La cúpula de la Unión Industrial Argentina (UIA) mantendrá hoy un encuentro clave en su sede de Avenida de Mayo para evaluar el crítico escenario que atraviesa el sector fabril. La Junta Directiva, que nuclea a representantes de todo el país, analizará con alarma la combinación de dos factores que golpean la producción local: la apertura comercial que facilita el ingreso de productos extranjeros y la persistente caída en los niveles de actividad.
El clima entre los empresarios industriales es de máxima tensión, ya que advierten que la falta de competitividad y los costos internos están dejando a la industria nacional en una situación de vulnerabilidad extrema.
Un impacto que alcanza a los gigantes
A diferencia de otras crisis que se concentraban mayoritariamente en el universo de las PyMEs, la coyuntura actual está haciendo mella incluso en los grupos económicos más poderosos del país. Un ejemplo que resuena con fuerza en los pasillos de la UIA es el del Grupo Techint, que recientemente perdió una licitación estratégica para la provisión de caños de acero destinados al gasoducto de Vaca Muerta, un proyecto clave para la exportación de energía desde Río Negro.
Este caso es visto por los industriales como un síntoma de alerta máxima: si los grandes jugadores locales no pueden competir en proyectos de infraestructura nacional, el panorama para las empresas de menor escala es aún más sombrío.
El reclamo por una «cancha nivelada»
El eje del debate en la reunión de hoy girará en torno a la asimetría de condiciones frente a los competidores externos. Los principales reclamos del sector son:
- Desigualdad impositiva: Los industriales sostienen que la carga tributaria local impide competir con precios de importación.
- Costos operativos: El encarecimiento de la energía y la logística profundiza la brecha con los productos extranjeros.

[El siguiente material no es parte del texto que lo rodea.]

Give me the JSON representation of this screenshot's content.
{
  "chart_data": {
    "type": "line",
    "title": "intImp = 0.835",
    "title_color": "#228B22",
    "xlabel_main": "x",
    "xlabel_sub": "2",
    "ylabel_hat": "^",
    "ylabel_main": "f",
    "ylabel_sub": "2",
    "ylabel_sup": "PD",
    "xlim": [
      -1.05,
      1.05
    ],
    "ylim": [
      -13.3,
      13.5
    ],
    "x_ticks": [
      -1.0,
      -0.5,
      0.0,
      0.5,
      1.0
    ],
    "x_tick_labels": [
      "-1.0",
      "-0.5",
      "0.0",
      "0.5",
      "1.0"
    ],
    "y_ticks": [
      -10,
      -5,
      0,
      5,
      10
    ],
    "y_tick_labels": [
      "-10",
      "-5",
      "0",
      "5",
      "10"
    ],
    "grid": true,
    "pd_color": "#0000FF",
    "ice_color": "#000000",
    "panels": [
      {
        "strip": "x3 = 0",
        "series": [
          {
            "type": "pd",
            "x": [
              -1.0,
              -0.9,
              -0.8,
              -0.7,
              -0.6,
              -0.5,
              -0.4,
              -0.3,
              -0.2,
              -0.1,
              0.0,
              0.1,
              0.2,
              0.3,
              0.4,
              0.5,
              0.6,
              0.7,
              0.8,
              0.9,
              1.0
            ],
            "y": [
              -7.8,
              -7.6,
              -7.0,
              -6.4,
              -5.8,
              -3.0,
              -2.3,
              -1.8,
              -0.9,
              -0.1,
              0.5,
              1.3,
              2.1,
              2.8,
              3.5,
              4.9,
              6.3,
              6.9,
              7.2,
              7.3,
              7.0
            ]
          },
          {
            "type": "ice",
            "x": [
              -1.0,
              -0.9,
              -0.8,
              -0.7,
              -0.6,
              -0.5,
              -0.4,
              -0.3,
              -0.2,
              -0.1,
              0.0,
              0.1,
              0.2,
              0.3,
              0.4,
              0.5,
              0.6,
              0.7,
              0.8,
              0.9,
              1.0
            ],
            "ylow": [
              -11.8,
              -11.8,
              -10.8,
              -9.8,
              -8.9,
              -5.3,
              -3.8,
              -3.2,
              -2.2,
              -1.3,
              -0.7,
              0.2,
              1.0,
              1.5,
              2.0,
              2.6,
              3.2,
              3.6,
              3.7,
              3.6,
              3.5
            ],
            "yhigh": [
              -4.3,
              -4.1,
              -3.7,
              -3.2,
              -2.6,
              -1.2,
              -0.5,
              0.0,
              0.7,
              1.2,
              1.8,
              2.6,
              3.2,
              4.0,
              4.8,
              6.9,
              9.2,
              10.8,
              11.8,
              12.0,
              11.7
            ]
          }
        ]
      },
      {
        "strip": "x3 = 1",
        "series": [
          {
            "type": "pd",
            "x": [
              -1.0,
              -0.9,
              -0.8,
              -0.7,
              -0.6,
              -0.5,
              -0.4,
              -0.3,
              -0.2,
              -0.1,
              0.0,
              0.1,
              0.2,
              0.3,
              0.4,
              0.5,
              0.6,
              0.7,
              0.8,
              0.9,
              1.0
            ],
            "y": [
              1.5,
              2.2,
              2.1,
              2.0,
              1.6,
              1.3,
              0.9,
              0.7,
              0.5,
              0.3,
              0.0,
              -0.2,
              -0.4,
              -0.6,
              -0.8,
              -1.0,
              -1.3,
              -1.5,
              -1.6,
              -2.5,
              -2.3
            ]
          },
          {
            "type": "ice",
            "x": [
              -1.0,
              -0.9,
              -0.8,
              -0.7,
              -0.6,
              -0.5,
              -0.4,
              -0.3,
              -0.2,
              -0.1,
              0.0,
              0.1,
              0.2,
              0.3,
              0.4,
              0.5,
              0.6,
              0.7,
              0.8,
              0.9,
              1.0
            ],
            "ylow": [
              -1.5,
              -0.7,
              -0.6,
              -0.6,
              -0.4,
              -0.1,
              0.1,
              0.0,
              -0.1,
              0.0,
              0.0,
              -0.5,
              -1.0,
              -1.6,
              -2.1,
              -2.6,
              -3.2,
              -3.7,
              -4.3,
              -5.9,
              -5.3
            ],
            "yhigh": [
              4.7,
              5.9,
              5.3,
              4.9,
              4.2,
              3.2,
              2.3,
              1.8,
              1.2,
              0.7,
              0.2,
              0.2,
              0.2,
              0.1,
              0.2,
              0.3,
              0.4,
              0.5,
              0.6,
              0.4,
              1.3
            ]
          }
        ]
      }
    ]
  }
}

- Apertura sin compensación: Critican que se facilite el ingreso de bienes terminados sin antes haber aliviado los costos de producción de la industria doméstica.
La UIA busca unificar una postura para elevar al Gobierno nacional, exigiendo medidas que protejan el empleo industrial y aseguren que la competencia internacional se dé en condiciones de equidad para las fábricas argentinas.